Выбрать главу

Из приоткрытой двери спальни в темный коридор проливались голубые блики. Виктор толкнул дверь и зашел в комнату.

Мать спала, завернувшись в одеяло с головой. Диван, на котором спала Оксана, стоял разложенным, сверху валялась мятая простыня и скрученное в комок одеяло.

— Нельзя было убрать? — тихо спросил он, стараясь не разбудить мать. Задавать ей вопросы расхотелось, как и находиться в этой комнате — запах благовоний был острым, почти физиологичным. Спертый воздух, бормочущий какую-то чушь телевизор, разбросанная одежда и чашки с засохшими пакетиками на полу и пустых книжных полках — все было нарочито неправильно, словно комната защищалась от него.

— Она не дала, — тихо ответила Лера, кивая на мать. Она подошла к столу и взяла розовый, усыпанный стразами блокнот. — Бери ее портфель, вон он валяется, и пошли отсюда.

На кухне было чисто. Если Лера и ела печенье, оставляя крошки на ламинате, то сейчас об этом ничто не напоминало.

«Открой дневник», — ворчливо напомнил Мартин, устав смотреть, как Виктор задумчиво разглядывает темный пол и светлые стены.

— Да, точно, — пробормотал он, открывая блокнот. Лера метнула на него ненавидящий взгляд — поняла, к кому он обращался.

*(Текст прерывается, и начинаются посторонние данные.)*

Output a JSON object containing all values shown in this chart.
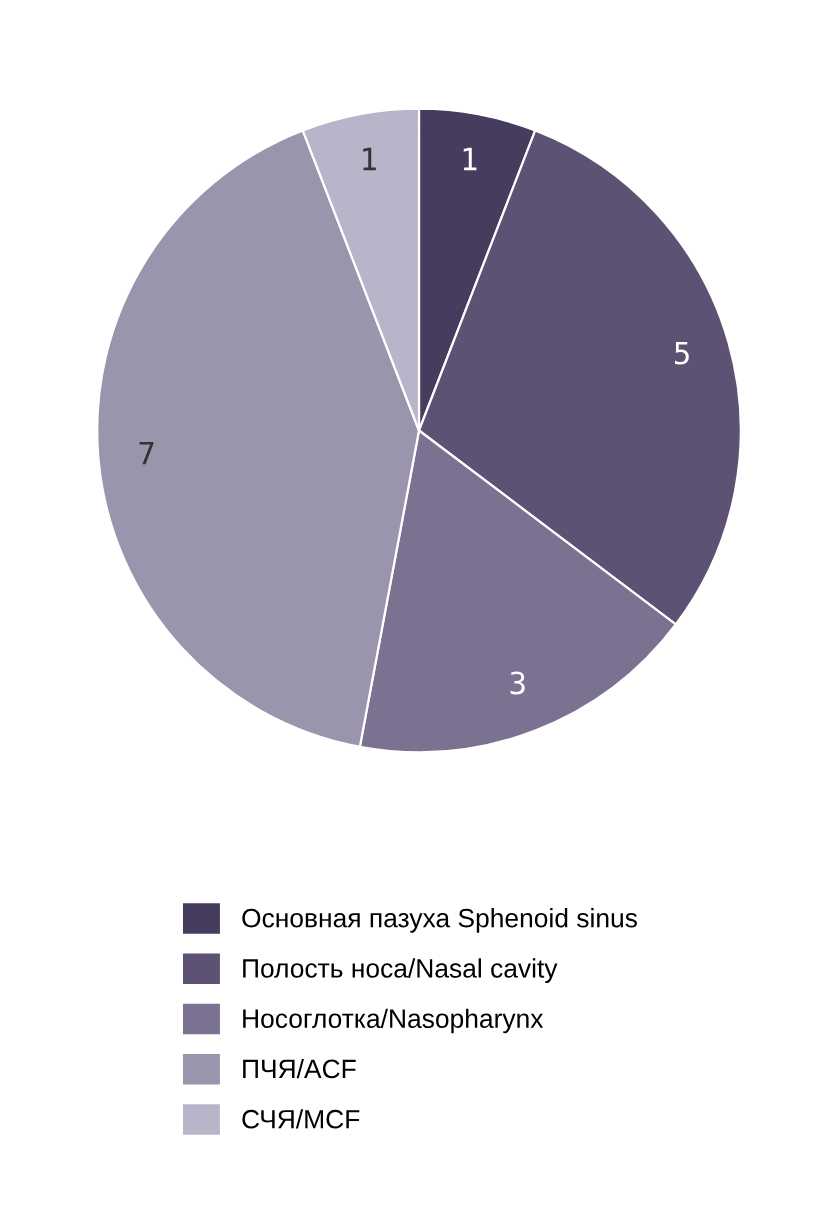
{
  "chart_data": {
    "type": "pie",
    "categories": [
      "Основная пазуха Sphenoid sinus",
      "Полость носа/Nasal cavity",
      "Носоглотка/Nasopharynx",
      "ПЧЯ/ACF",
      "СЧЯ/MCF"
    ],
    "values": [
      1,
      5,
      3,
      7,
      1
    ],
    "colors": [
      "#463c5e",
      "#5d5274",
      "#7b7191",
      "#9b94ad",
      "#b9b4c9"
    ],
    "data_labels": true,
    "legend": "bottom"
  }
}
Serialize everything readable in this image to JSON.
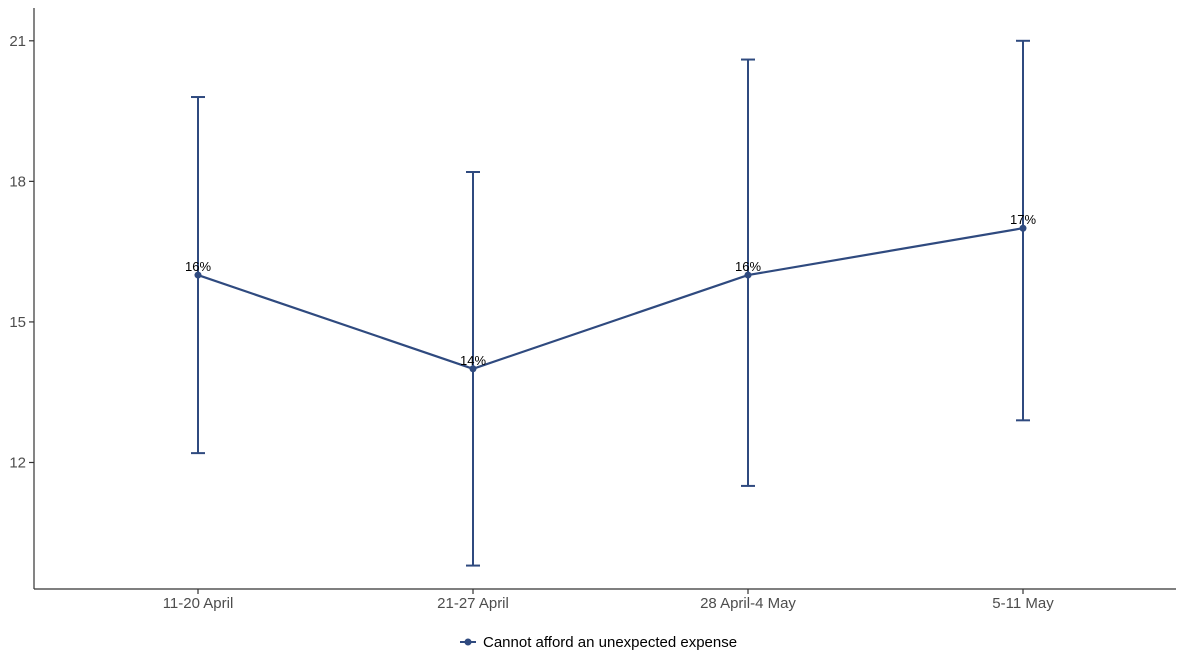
{
  "chart_data": {
    "type": "line",
    "categories": [
      "11-20 April",
      "21-27 April",
      "28 April-4 May",
      "5-11 May"
    ],
    "series": [
      {
        "name": "Cannot afford an unexpected expense",
        "values": [
          16,
          14,
          16,
          17
        ],
        "labels": [
          "16%",
          "14%",
          "16%",
          "17%"
        ],
        "error_low": [
          12.2,
          9.8,
          11.5,
          12.9
        ],
        "error_high": [
          19.8,
          18.2,
          20.6,
          21.0
        ]
      }
    ],
    "title": "",
    "xlabel": "",
    "ylabel": "",
    "yticks": [
      12,
      15,
      18,
      21
    ],
    "ytick_labels": [
      "12",
      "15",
      "18",
      "21"
    ],
    "ylim": [
      9.3,
      21.7
    ],
    "grid": false,
    "legend_position": "bottom",
    "colors": {
      "series": "#2f4a7f",
      "axis": "#333333"
    }
  }
}
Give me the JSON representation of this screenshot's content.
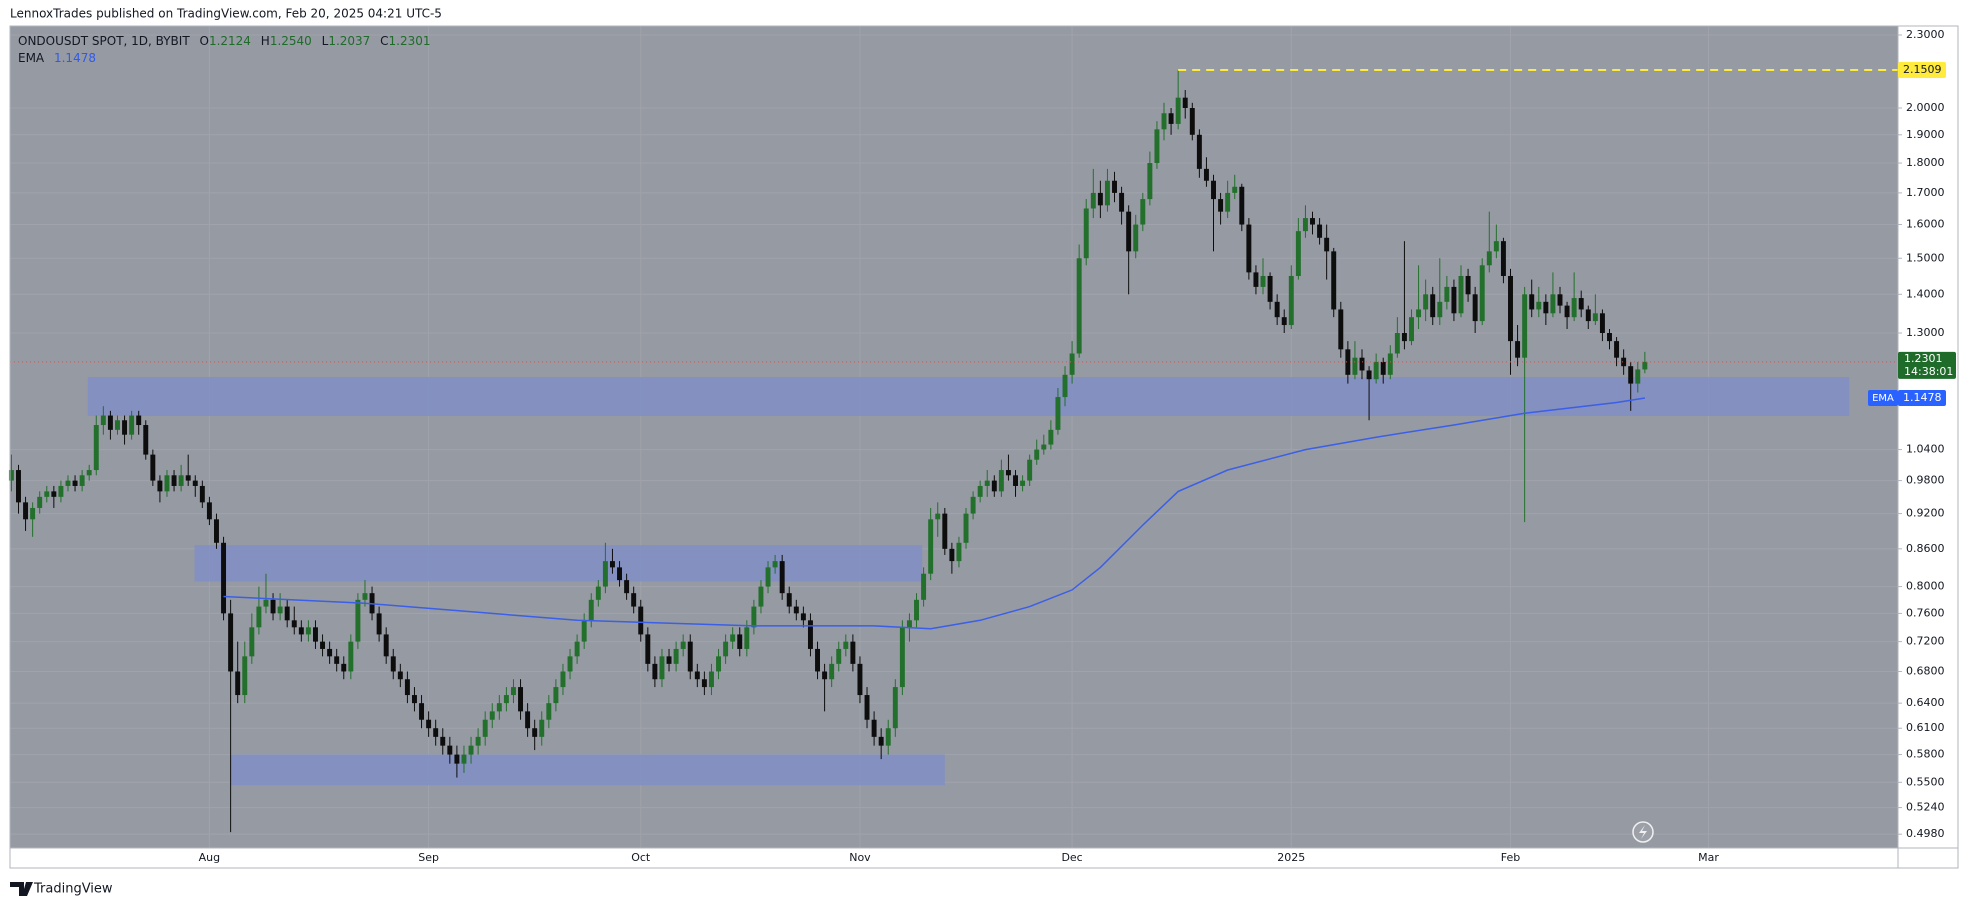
{
  "header": {
    "published": "LennoxTrades published on TradingView.com, Feb 20, 2025 04:21 UTC-5"
  },
  "footer": {
    "brand": "TradingView"
  },
  "chart_data": {
    "type": "candlestick",
    "symbol": "ONDOUSDT SPOT, 1D, BYBIT",
    "ohlc_letters": [
      "O",
      "H",
      "L",
      "C"
    ],
    "ohlc_value_labels": [
      "1.2124",
      "1.2540",
      "1.2037",
      "1.2301"
    ],
    "countdown": "14:38:01",
    "colors": {
      "up": "#23702c",
      "down": "#0d0d0d",
      "zone": "#7c8cc9",
      "price_line": "#e05050"
    },
    "open": [
      0.98,
      1.0,
      0.94,
      0.91,
      0.93,
      0.95,
      0.96,
      0.95,
      0.97,
      0.98,
      0.97,
      0.99,
      1.0,
      1.09,
      1.11,
      1.08,
      1.1,
      1.07,
      1.11,
      1.09,
      1.03,
      0.98,
      0.96,
      0.99,
      0.97,
      0.99,
      0.98,
      0.97,
      0.94,
      0.91,
      0.87,
      0.76,
      0.68,
      0.65,
      0.7,
      0.74,
      0.77,
      0.78,
      0.76,
      0.77,
      0.75,
      0.74,
      0.73,
      0.74,
      0.72,
      0.71,
      0.7,
      0.69,
      0.68,
      0.72,
      0.78,
      0.79,
      0.76,
      0.73,
      0.7,
      0.68,
      0.67,
      0.65,
      0.64,
      0.62,
      0.61,
      0.6,
      0.59,
      0.58,
      0.57,
      0.58,
      0.59,
      0.6,
      0.62,
      0.63,
      0.64,
      0.65,
      0.66,
      0.63,
      0.61,
      0.6,
      0.62,
      0.64,
      0.66,
      0.68,
      0.7,
      0.72,
      0.75,
      0.78,
      0.8,
      0.84,
      0.83,
      0.81,
      0.79,
      0.77,
      0.73,
      0.69,
      0.67,
      0.7,
      0.69,
      0.71,
      0.72,
      0.68,
      0.67,
      0.66,
      0.68,
      0.7,
      0.72,
      0.73,
      0.71,
      0.74,
      0.77,
      0.8,
      0.83,
      0.84,
      0.79,
      0.77,
      0.76,
      0.75,
      0.71,
      0.68,
      0.67,
      0.69,
      0.71,
      0.72,
      0.69,
      0.65,
      0.62,
      0.6,
      0.59,
      0.61,
      0.66,
      0.74,
      0.75,
      0.78,
      0.82,
      0.91,
      0.92,
      0.86,
      0.84,
      0.87,
      0.92,
      0.95,
      0.97,
      0.98,
      0.96,
      1.0,
      0.99,
      0.97,
      0.98,
      1.02,
      1.04,
      1.05,
      1.08,
      1.15,
      1.2,
      1.25,
      1.5,
      1.65,
      1.7,
      1.66,
      1.74,
      1.7,
      1.64,
      1.52,
      1.6,
      1.68,
      1.8,
      1.92,
      1.98,
      1.94,
      2.04,
      2.0,
      1.9,
      1.78,
      1.74,
      1.68,
      1.64,
      1.7,
      1.72,
      1.6,
      1.46,
      1.42,
      1.45,
      1.38,
      1.34,
      1.32,
      1.45,
      1.58,
      1.62,
      1.6,
      1.56,
      1.52,
      1.36,
      1.26,
      1.2,
      1.24,
      1.21,
      1.19,
      1.23,
      1.2,
      1.25,
      1.3,
      1.28,
      1.34,
      1.36,
      1.4,
      1.34,
      1.38,
      1.42,
      1.35,
      1.45,
      1.4,
      1.33,
      1.48,
      1.52,
      1.55,
      1.45,
      1.28,
      1.24,
      1.4,
      1.36,
      1.38,
      1.35,
      1.4,
      1.37,
      1.34,
      1.39,
      1.36,
      1.33,
      1.35,
      1.3,
      1.28,
      1.24,
      1.22,
      1.18,
      1.2124
    ],
    "high": [
      1.03,
      1.01,
      0.95,
      0.94,
      0.96,
      0.97,
      0.97,
      0.98,
      0.99,
      0.99,
      1.0,
      1.01,
      1.11,
      1.13,
      1.12,
      1.11,
      1.11,
      1.12,
      1.12,
      1.1,
      1.04,
      0.99,
      1.0,
      1.0,
      1.01,
      1.03,
      0.99,
      0.98,
      0.95,
      0.92,
      0.88,
      0.78,
      0.72,
      0.72,
      0.76,
      0.8,
      0.82,
      0.79,
      0.79,
      0.78,
      0.77,
      0.75,
      0.75,
      0.75,
      0.73,
      0.72,
      0.71,
      0.7,
      0.73,
      0.79,
      0.81,
      0.8,
      0.77,
      0.74,
      0.71,
      0.69,
      0.68,
      0.66,
      0.65,
      0.63,
      0.62,
      0.61,
      0.6,
      0.59,
      0.59,
      0.6,
      0.61,
      0.63,
      0.64,
      0.65,
      0.66,
      0.67,
      0.67,
      0.64,
      0.62,
      0.63,
      0.65,
      0.67,
      0.69,
      0.71,
      0.73,
      0.76,
      0.79,
      0.81,
      0.87,
      0.86,
      0.84,
      0.82,
      0.8,
      0.78,
      0.74,
      0.7,
      0.71,
      0.71,
      0.72,
      0.73,
      0.73,
      0.69,
      0.68,
      0.69,
      0.71,
      0.73,
      0.74,
      0.74,
      0.75,
      0.78,
      0.81,
      0.84,
      0.85,
      0.85,
      0.8,
      0.78,
      0.77,
      0.76,
      0.72,
      0.69,
      0.7,
      0.72,
      0.73,
      0.73,
      0.7,
      0.66,
      0.63,
      0.61,
      0.62,
      0.67,
      0.75,
      0.76,
      0.79,
      0.83,
      0.93,
      0.94,
      0.93,
      0.87,
      0.88,
      0.93,
      0.96,
      0.98,
      1.0,
      0.99,
      1.02,
      1.03,
      1.0,
      0.99,
      1.03,
      1.06,
      1.07,
      1.1,
      1.17,
      1.22,
      1.28,
      1.54,
      1.68,
      1.78,
      1.74,
      1.78,
      1.77,
      1.72,
      1.66,
      1.63,
      1.7,
      1.84,
      1.95,
      2.02,
      2.0,
      2.15,
      2.07,
      2.02,
      1.92,
      1.82,
      1.76,
      1.7,
      1.74,
      1.76,
      1.73,
      1.62,
      1.48,
      1.5,
      1.46,
      1.4,
      1.36,
      1.48,
      1.62,
      1.66,
      1.64,
      1.62,
      1.6,
      1.53,
      1.38,
      1.28,
      1.28,
      1.26,
      1.22,
      1.25,
      1.24,
      1.27,
      1.34,
      1.55,
      1.36,
      1.48,
      1.44,
      1.42,
      1.5,
      1.45,
      1.44,
      1.48,
      1.47,
      1.42,
      1.5,
      1.64,
      1.6,
      1.56,
      1.47,
      1.32,
      1.42,
      1.44,
      1.42,
      1.4,
      1.46,
      1.42,
      1.38,
      1.46,
      1.41,
      1.37,
      1.4,
      1.36,
      1.31,
      1.29,
      1.26,
      1.23,
      1.23,
      1.254
    ],
    "low": [
      0.96,
      0.92,
      0.89,
      0.88,
      0.92,
      0.94,
      0.93,
      0.94,
      0.96,
      0.96,
      0.96,
      0.98,
      0.99,
      1.07,
      1.06,
      1.07,
      1.05,
      1.06,
      1.07,
      1.02,
      0.97,
      0.94,
      0.95,
      0.96,
      0.96,
      0.97,
      0.95,
      0.93,
      0.9,
      0.86,
      0.75,
      0.5,
      0.64,
      0.64,
      0.69,
      0.73,
      0.76,
      0.75,
      0.75,
      0.74,
      0.73,
      0.72,
      0.72,
      0.71,
      0.7,
      0.69,
      0.68,
      0.67,
      0.67,
      0.71,
      0.77,
      0.75,
      0.72,
      0.69,
      0.67,
      0.66,
      0.64,
      0.63,
      0.61,
      0.6,
      0.59,
      0.58,
      0.57,
      0.555,
      0.56,
      0.57,
      0.58,
      0.59,
      0.61,
      0.62,
      0.63,
      0.64,
      0.62,
      0.6,
      0.585,
      0.59,
      0.61,
      0.63,
      0.65,
      0.67,
      0.69,
      0.71,
      0.74,
      0.77,
      0.79,
      0.82,
      0.8,
      0.78,
      0.76,
      0.72,
      0.68,
      0.66,
      0.66,
      0.68,
      0.68,
      0.7,
      0.67,
      0.66,
      0.65,
      0.65,
      0.67,
      0.69,
      0.71,
      0.7,
      0.7,
      0.73,
      0.76,
      0.79,
      0.82,
      0.78,
      0.76,
      0.75,
      0.74,
      0.7,
      0.67,
      0.63,
      0.66,
      0.68,
      0.7,
      0.68,
      0.64,
      0.61,
      0.59,
      0.575,
      0.58,
      0.6,
      0.65,
      0.72,
      0.74,
      0.77,
      0.81,
      0.88,
      0.85,
      0.82,
      0.83,
      0.86,
      0.91,
      0.94,
      0.95,
      0.95,
      0.95,
      0.98,
      0.95,
      0.96,
      0.97,
      1.01,
      1.03,
      1.04,
      1.07,
      1.13,
      1.18,
      1.24,
      1.48,
      1.62,
      1.62,
      1.64,
      1.67,
      1.6,
      1.4,
      1.5,
      1.58,
      1.66,
      1.78,
      1.88,
      1.9,
      1.92,
      1.96,
      1.88,
      1.75,
      1.72,
      1.52,
      1.6,
      1.62,
      1.68,
      1.58,
      1.44,
      1.4,
      1.4,
      1.36,
      1.32,
      1.3,
      1.31,
      1.44,
      1.56,
      1.57,
      1.54,
      1.44,
      1.34,
      1.24,
      1.18,
      1.19,
      1.19,
      1.1,
      1.18,
      1.18,
      1.19,
      1.24,
      1.26,
      1.27,
      1.31,
      1.33,
      1.32,
      1.32,
      1.36,
      1.33,
      1.34,
      1.38,
      1.3,
      1.32,
      1.46,
      1.5,
      1.43,
      1.2,
      1.22,
      0.905,
      1.34,
      1.34,
      1.32,
      1.34,
      1.35,
      1.31,
      1.33,
      1.34,
      1.31,
      1.32,
      1.28,
      1.26,
      1.22,
      1.2,
      1.12,
      1.16,
      1.2037
    ],
    "close": [
      1.0,
      0.94,
      0.91,
      0.93,
      0.95,
      0.96,
      0.95,
      0.97,
      0.98,
      0.97,
      0.99,
      1.0,
      1.09,
      1.11,
      1.08,
      1.1,
      1.07,
      1.11,
      1.09,
      1.03,
      0.98,
      0.96,
      0.99,
      0.97,
      0.99,
      0.98,
      0.97,
      0.94,
      0.91,
      0.87,
      0.76,
      0.68,
      0.65,
      0.7,
      0.74,
      0.77,
      0.78,
      0.76,
      0.77,
      0.75,
      0.74,
      0.73,
      0.74,
      0.72,
      0.71,
      0.7,
      0.69,
      0.68,
      0.72,
      0.78,
      0.79,
      0.76,
      0.73,
      0.7,
      0.68,
      0.67,
      0.65,
      0.64,
      0.62,
      0.61,
      0.6,
      0.59,
      0.58,
      0.57,
      0.58,
      0.59,
      0.6,
      0.62,
      0.63,
      0.64,
      0.65,
      0.66,
      0.63,
      0.61,
      0.6,
      0.62,
      0.64,
      0.66,
      0.68,
      0.7,
      0.72,
      0.75,
      0.78,
      0.8,
      0.84,
      0.83,
      0.81,
      0.79,
      0.77,
      0.73,
      0.69,
      0.67,
      0.7,
      0.69,
      0.71,
      0.72,
      0.68,
      0.67,
      0.66,
      0.68,
      0.7,
      0.72,
      0.73,
      0.71,
      0.74,
      0.77,
      0.8,
      0.83,
      0.84,
      0.79,
      0.77,
      0.76,
      0.75,
      0.71,
      0.68,
      0.67,
      0.69,
      0.71,
      0.72,
      0.69,
      0.65,
      0.62,
      0.6,
      0.59,
      0.61,
      0.66,
      0.74,
      0.75,
      0.78,
      0.82,
      0.91,
      0.92,
      0.86,
      0.84,
      0.87,
      0.92,
      0.95,
      0.97,
      0.98,
      0.96,
      1.0,
      0.99,
      0.97,
      0.98,
      1.02,
      1.04,
      1.05,
      1.08,
      1.15,
      1.2,
      1.25,
      1.5,
      1.65,
      1.7,
      1.66,
      1.74,
      1.7,
      1.64,
      1.52,
      1.6,
      1.68,
      1.8,
      1.92,
      1.98,
      1.94,
      2.04,
      2.0,
      1.9,
      1.78,
      1.74,
      1.68,
      1.64,
      1.7,
      1.72,
      1.6,
      1.46,
      1.42,
      1.45,
      1.38,
      1.34,
      1.32,
      1.45,
      1.58,
      1.62,
      1.6,
      1.56,
      1.52,
      1.36,
      1.26,
      1.2,
      1.24,
      1.21,
      1.19,
      1.23,
      1.2,
      1.25,
      1.3,
      1.28,
      1.34,
      1.36,
      1.4,
      1.34,
      1.38,
      1.42,
      1.35,
      1.45,
      1.4,
      1.33,
      1.48,
      1.52,
      1.55,
      1.45,
      1.28,
      1.24,
      1.4,
      1.36,
      1.38,
      1.35,
      1.4,
      1.37,
      1.34,
      1.39,
      1.36,
      1.33,
      1.35,
      1.3,
      1.28,
      1.24,
      1.22,
      1.18,
      1.2124,
      1.2301
    ],
    "ema": {
      "name": "EMA",
      "color": "#3b5fe6",
      "x": [
        30,
        50,
        80,
        105,
        122,
        130,
        137,
        144,
        150,
        154,
        160,
        165,
        172,
        183,
        193,
        204,
        214,
        227,
        231
      ],
      "values": [
        0.785,
        0.775,
        0.75,
        0.742,
        0.742,
        0.738,
        0.75,
        0.77,
        0.795,
        0.83,
        0.9,
        0.96,
        1.0,
        1.04,
        1.065,
        1.09,
        1.115,
        1.138,
        1.1478
      ]
    },
    "zones": [
      {
        "x": [
          10.8,
          259.9
        ],
        "y": [
          1.109,
          1.195
        ]
      },
      {
        "x": [
          25.9,
          128.8
        ],
        "y": [
          0.808,
          0.866
        ]
      },
      {
        "x": [
          31,
          132
        ],
        "y": [
          0.547,
          0.58
        ]
      }
    ],
    "level": {
      "value": 2.1509,
      "x_start": 165,
      "color": "#ffeb3b"
    },
    "log_scale": true,
    "grid": true,
    "xlim": [
      -0.2,
      266.8
    ],
    "ylim": [
      0.485,
      2.34
    ],
    "xticks": [
      {
        "value": 28,
        "label": "Aug"
      },
      {
        "value": 59,
        "label": "Sep"
      },
      {
        "value": 89,
        "label": "Oct"
      },
      {
        "value": 120,
        "label": "Nov"
      },
      {
        "value": 150,
        "label": "Dec"
      },
      {
        "value": 181,
        "label": "2025"
      },
      {
        "value": 212,
        "label": "Feb"
      },
      {
        "value": 240,
        "label": "Mar"
      }
    ],
    "yticks": [
      {
        "value": 2.3,
        "label": "2.3000"
      },
      {
        "value": 2.0,
        "label": "2.0000"
      },
      {
        "value": 1.9,
        "label": "1.9000"
      },
      {
        "value": 1.8,
        "label": "1.8000"
      },
      {
        "value": 1.7,
        "label": "1.7000"
      },
      {
        "value": 1.6,
        "label": "1.6000"
      },
      {
        "value": 1.5,
        "label": "1.5000"
      },
      {
        "value": 1.4,
        "label": "1.4000"
      },
      {
        "value": 1.3,
        "label": "1.3000"
      },
      {
        "value": 1.04,
        "label": "1.0400"
      },
      {
        "value": 0.98,
        "label": "0.9800"
      },
      {
        "value": 0.92,
        "label": "0.9200"
      },
      {
        "value": 0.86,
        "label": "0.8600"
      },
      {
        "value": 0.8,
        "label": "0.8000"
      },
      {
        "value": 0.76,
        "label": "0.7600"
      },
      {
        "value": 0.72,
        "label": "0.7200"
      },
      {
        "value": 0.68,
        "label": "0.6800"
      },
      {
        "value": 0.64,
        "label": "0.6400"
      },
      {
        "value": 0.61,
        "label": "0.6100"
      },
      {
        "value": 0.58,
        "label": "0.5800"
      },
      {
        "value": 0.55,
        "label": "0.5500"
      },
      {
        "value": 0.524,
        "label": "0.5240"
      },
      {
        "value": 0.498,
        "label": "0.4980"
      }
    ]
  }
}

А потом отвернулась и достала из шкафчика банку с чаем.

Виктор посмотрел на плотные, белоснежные линованные листы, на пляшущие буквы разного размера, выведенные ядовито-розовой блестящей ручкой, и понял, что не может.

— Ника? — позвал он, и на этот раз в его голосе слышалась мольба о помощи, а не приказ. — Почитай этот… документ, — он картинно, двумя пальцами протянул ей блокнот, — и скажи мне, что там. Это… выше моих сил, — будто извиняясь, добавил он.

Ника успела переодеться и стянуть волосы в хвост. И почему-то от этого, — а может и от чего-то еще, — он больше не чувствовал отвращения или ненависти, когда смотрел на нее.

В конце концов, в той деревне, в том доме все сходили с ума.

Ника улыбнулась и молча взяла дневник. Села за стол и опустила глаза к страницам.

Лера поставила на стол чайник и три чашки — белые, правильной формы, без выпуклостей и вмятин.

— «Настаящея любовь, — начала Ника, — не может… а, не знает приград…»

— Может не вслух? — поморщился Виктор, чувствуя, как розовые буковки со страниц налипают на уши и впиваются в мозг. — Просто скажи, если там будет хоть что-то интересное.

— Слово «пративаистивствиный» достаточно интересное? — флегматично спросила Ника. Он решил доставить ей удовольствие и поморщился, не пытаясь сдерживаться.

И Ника, словно в благодарность, замолчала.

Лера растерянно чертила круги на скатерти вокруг чашки.

— Ксюша плохо учится, — пробормотала она. — Я пыталась с ней заниматься, но мне терпения не хватало, туго соображает… Вик, кому она понадобилась? Может, это правда кто-то из твоих клиентов?

— А откуда им знать про венок? — резонно заметил он. — Эта, — он кивнул в сторону спальни, — сказала хоть что-то полезное?

— Нет, — покачала головой Лера. — Они вообще с Ксюшей похожи, обе… не здесь. Я все думаю, может, они в каких-то своих мирах живут, где им хорошо, а здесь просто их тела сидят?..

«Видимо, это у вас семейное. Помнится, ты в детстве все норовил этим же заняться», — ядовито отозвался Мартин, успев подумать, что возраст плохо сказывается на характере.

— Ничего! — сообщила Ника, звонко захлопнув дневник. — До последней страницы — сплошные страдания с привкусом детской жвачки. Неразделенная любовь, попытки понять, чего она от тебя хочет и списки барахла, которое она бы купила, будь у нее деньги.

Ее слова отозвались легким зудом в висках, но он утих так быстро, что Виктор не успел сосредоточиться. Удерживать внимание становилось все труднее — напряжение постепенно отпускало, растворялось в сером кухонном свете, зато возвращалась боль в простуженной спине, а веки словно превратились в наждачку. Два часа сна в самолете напоминали камешек, брошенный в пропасть — не заполнить, даже не услышать, как он коснулся дна.

— Утром пойду в школу, — сказал он, удивившись абсурдности прозвучавших слов. — Спрошу, что там за история с котенком… Постели ей, — он указал на Нику, не поднимая на нее глаз, — где хочешь, только не в комнате… где мать. Хочешь — у себя, хочешь — на полу на кухне, только чтобы в моей спальне.

— Поссорились? — без малейшего интереса или сочувствия спросила Лера.